Landscape/Body/Dwelling, May–October 2009

The first artist selected for the installation program was the American sculptor Charles Simonds, well known for clay sculptures that document the wanderings of a fantastical civilization of “little people” whose landscapes, architectures, and rituals the artist has imagined since the early 1970s.  Because ideas about landscape and nature are so pervasive in his work, Simonds was invited initially to work in the gardens. As he came to know Dumbarton Oaks, however, he found he was also intrigued by correspondences among his work and the Pre-Columbian and Byzantine collections; moreover, he found himself captivated by the institution’s trove of rare garden books, a number of which contained images of the kind that have inspired his work over the years. The outcome was a project that spanned the whole institution.

A wide range of his current sculptures—some architectural, some figural, and some evocative of landscape; most pre-existing but one made especially for the exhibition—was installed between May and October, 2009, in various spaces at Dumbarton Oaks: the Orangery and several terraces in the garden; the Byzantine and Pre-Columbian galleries in the museum; and the space outside the Rare Book Room.  Works in the garden evoked Simonds’s interest in analogies among the growth and decay of the body, architecture, landscape, and plants, as well as his fascination with archaic notions of human and animal physiognomy and the grotesque. Sculpture in the museum suggested connections among the ritual practices of the “little people” and those of Byzantine and Pre-Columbian cultures, his architectures and those of the ancient Americas. The “cabinets of curiosities,” shown alongside documentary films and photographs, collectively comprised the beginnings of a creative autobiography.
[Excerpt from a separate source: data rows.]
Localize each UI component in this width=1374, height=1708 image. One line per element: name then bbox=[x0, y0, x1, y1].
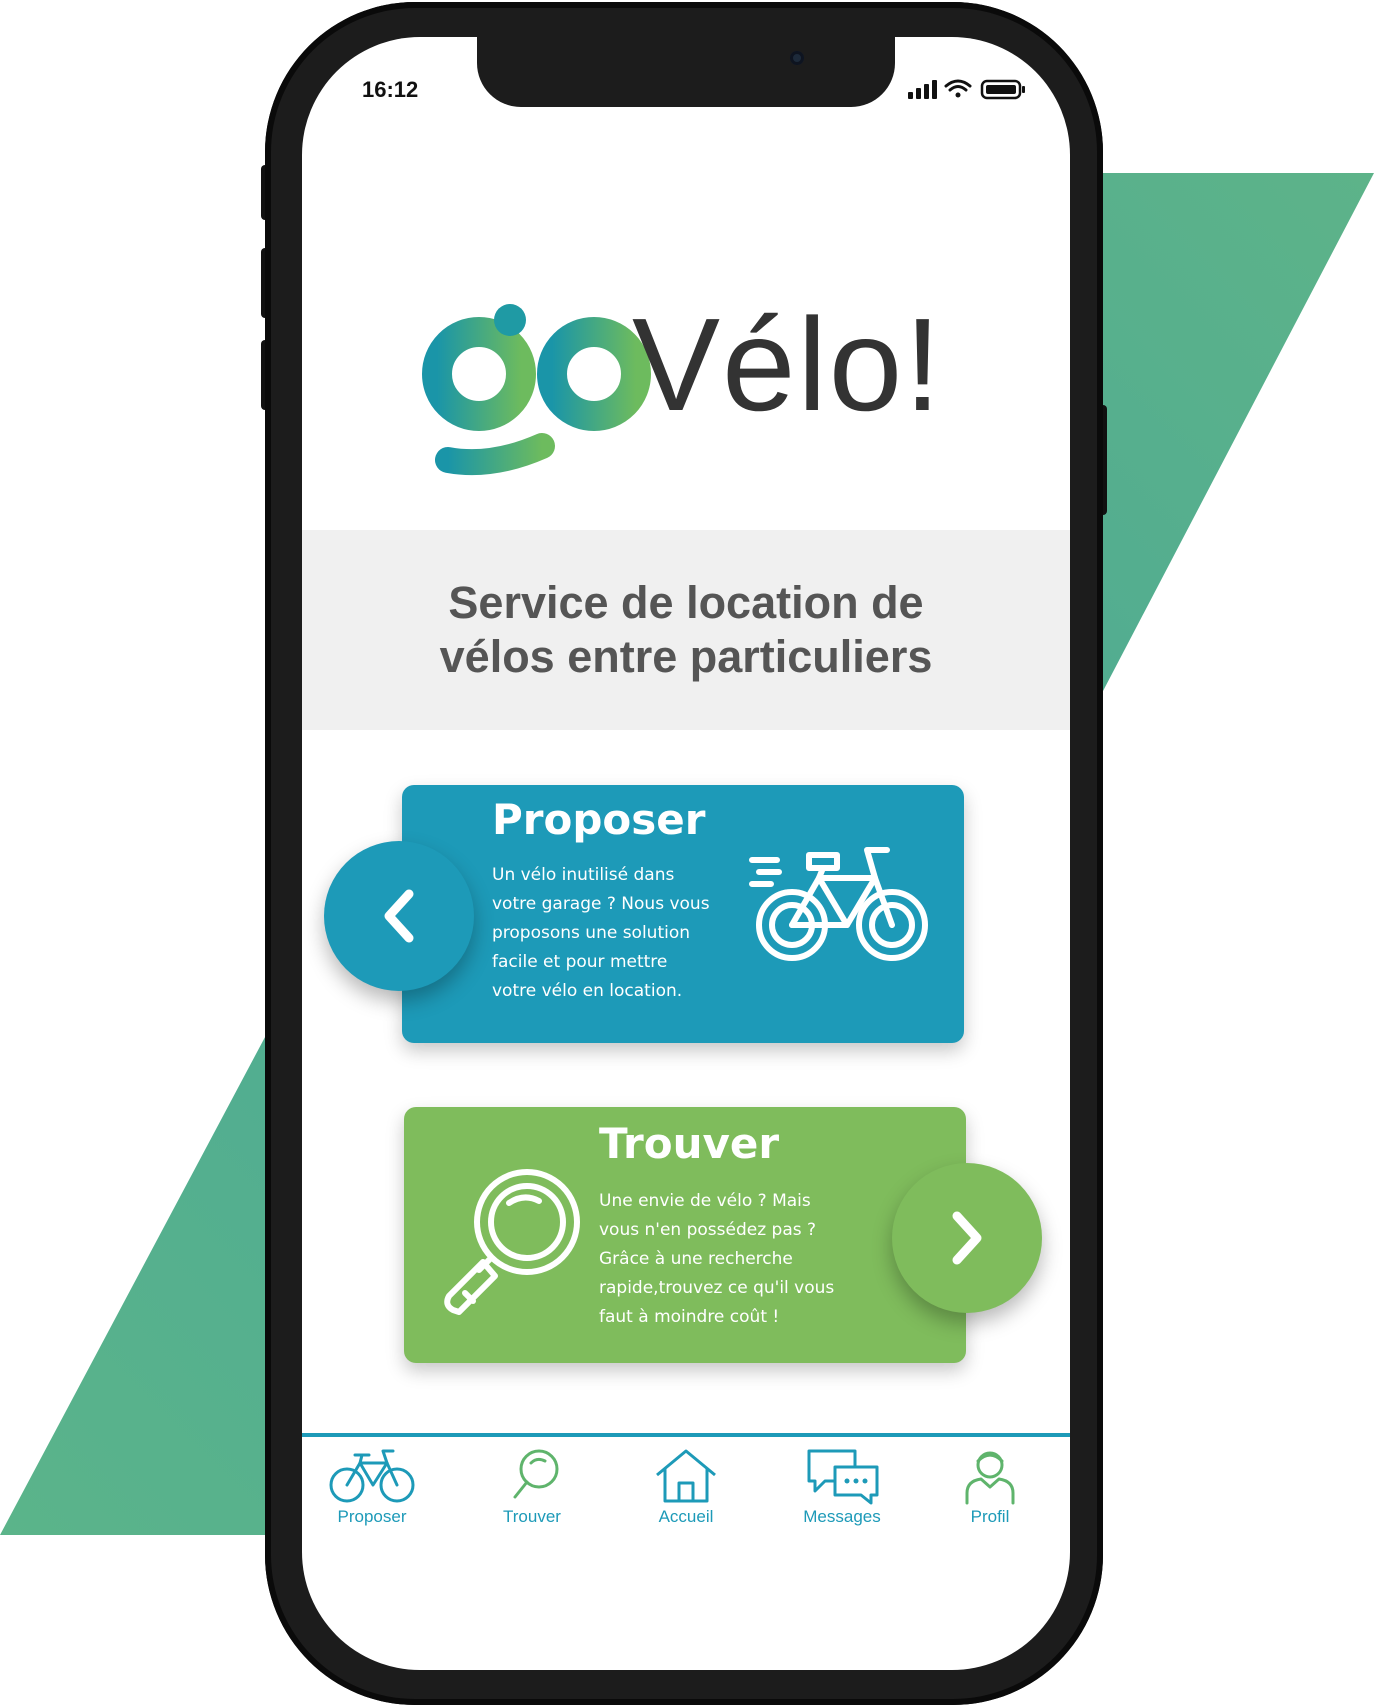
tagline-line-2: vélos entre particuliers bbox=[439, 631, 933, 682]
proposer-description: Un vélo inutilisé dans votre garage ? No… bbox=[492, 865, 710, 1001]
nav-label-accueil: Accueil bbox=[658, 1507, 714, 1526]
tagline-text: Service de location de vélos entre parti… bbox=[440, 576, 933, 684]
trouver-card[interactable]: Trouver Une envie de vélo ? Mais vous n'… bbox=[404, 1107, 966, 1363]
signal-icon bbox=[908, 80, 937, 99]
nav-label-profil: Profil bbox=[970, 1507, 1010, 1526]
phone-notch bbox=[477, 37, 895, 107]
camera-icon bbox=[790, 51, 804, 65]
search-icon bbox=[513, 1449, 559, 1499]
proposer-arrow-button[interactable] bbox=[324, 841, 474, 991]
chevron-left-icon bbox=[384, 889, 414, 943]
bicycle-icon bbox=[749, 847, 928, 961]
trouver-arrow-button[interactable] bbox=[892, 1163, 1042, 1313]
proposer-card[interactable]: Proposer Un vélo inutilisé dans votre ga… bbox=[402, 785, 964, 1043]
nav-item-trouver[interactable]: Trouver bbox=[472, 1447, 592, 1527]
nav-item-profil[interactable]: Profil bbox=[930, 1447, 1050, 1527]
phone-screen: 16:12 Vélo! Service de location de vélos… bbox=[302, 37, 1070, 1670]
status-time: 16:12 bbox=[362, 77, 419, 102]
magnifier-icon bbox=[444, 1169, 580, 1315]
messages-icon bbox=[807, 1449, 879, 1505]
nav-item-proposer[interactable]: Proposer bbox=[312, 1447, 432, 1527]
proposer-title: Proposer bbox=[492, 795, 706, 844]
profile-icon bbox=[965, 1451, 1015, 1505]
bicycle-icon bbox=[329, 1449, 415, 1503]
battery-icon bbox=[980, 79, 1025, 100]
tagline-band: Service de location de vélos entre parti… bbox=[302, 530, 1070, 730]
nav-item-messages[interactable]: Messages bbox=[782, 1447, 902, 1527]
nav-label-proposer: Proposer bbox=[337, 1507, 407, 1526]
wifi-icon bbox=[944, 79, 972, 98]
logo-velo-text: Vélo! bbox=[632, 291, 943, 438]
trouver-description: Une envie de vélo ? Mais vous n'en possé… bbox=[599, 1191, 835, 1327]
trouver-title: Trouver bbox=[599, 1119, 780, 1168]
bottom-nav-divider bbox=[302, 1433, 1070, 1437]
nav-item-accueil[interactable]: Accueil bbox=[626, 1447, 746, 1527]
home-icon bbox=[656, 1449, 716, 1503]
tagline-line-1: Service de location de bbox=[448, 577, 924, 628]
chevron-right-icon bbox=[952, 1211, 982, 1265]
nav-label-messages: Messages bbox=[803, 1507, 881, 1526]
status-icons bbox=[908, 79, 1025, 100]
nav-label-trouver: Trouver bbox=[503, 1507, 561, 1526]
Just as Simonds mined collections across the institution, so he also collaborated with staff in most of its divisions. He worked with John Beardsley, director of Garden and Landscape Studies, to select sculptures for the installation and to identify a range of locations for them within Dumbarton Oaks; with Linda Lott, the librarian of the Rare Book Room, to identify materials for the cabinets of curiosity; with Museum Director Gudrun Bühl and her staff on positioning sculptures in the galleries; and with Garden Director Gail Griffin and her staff on installing sculptures outdoors.

About the Artist

Simonds has been the focus of numerous exhibitions around the world, beginning with a solo exhibition at Centre National d’Art Contemporain, Paris (1975) and an installation for the “Projects” gallery at the Museum of Modern Art, New York (1976). Subsequent solo exhibitions include the Museum of Contemporary Art, Chicago (1981); the Guggenheim Museum, New York (1983); the Architecture Museum, Basel (1985); Galerie Nationale du Jeu de Paume, Paris (1994); and Institut Valencià d’Art Modern (2003).

Publication

The installation Landscape Body Dwelling culminated in a publication, edited by John Beardsley in 2011 and published by Dumbarton Oaks Publications.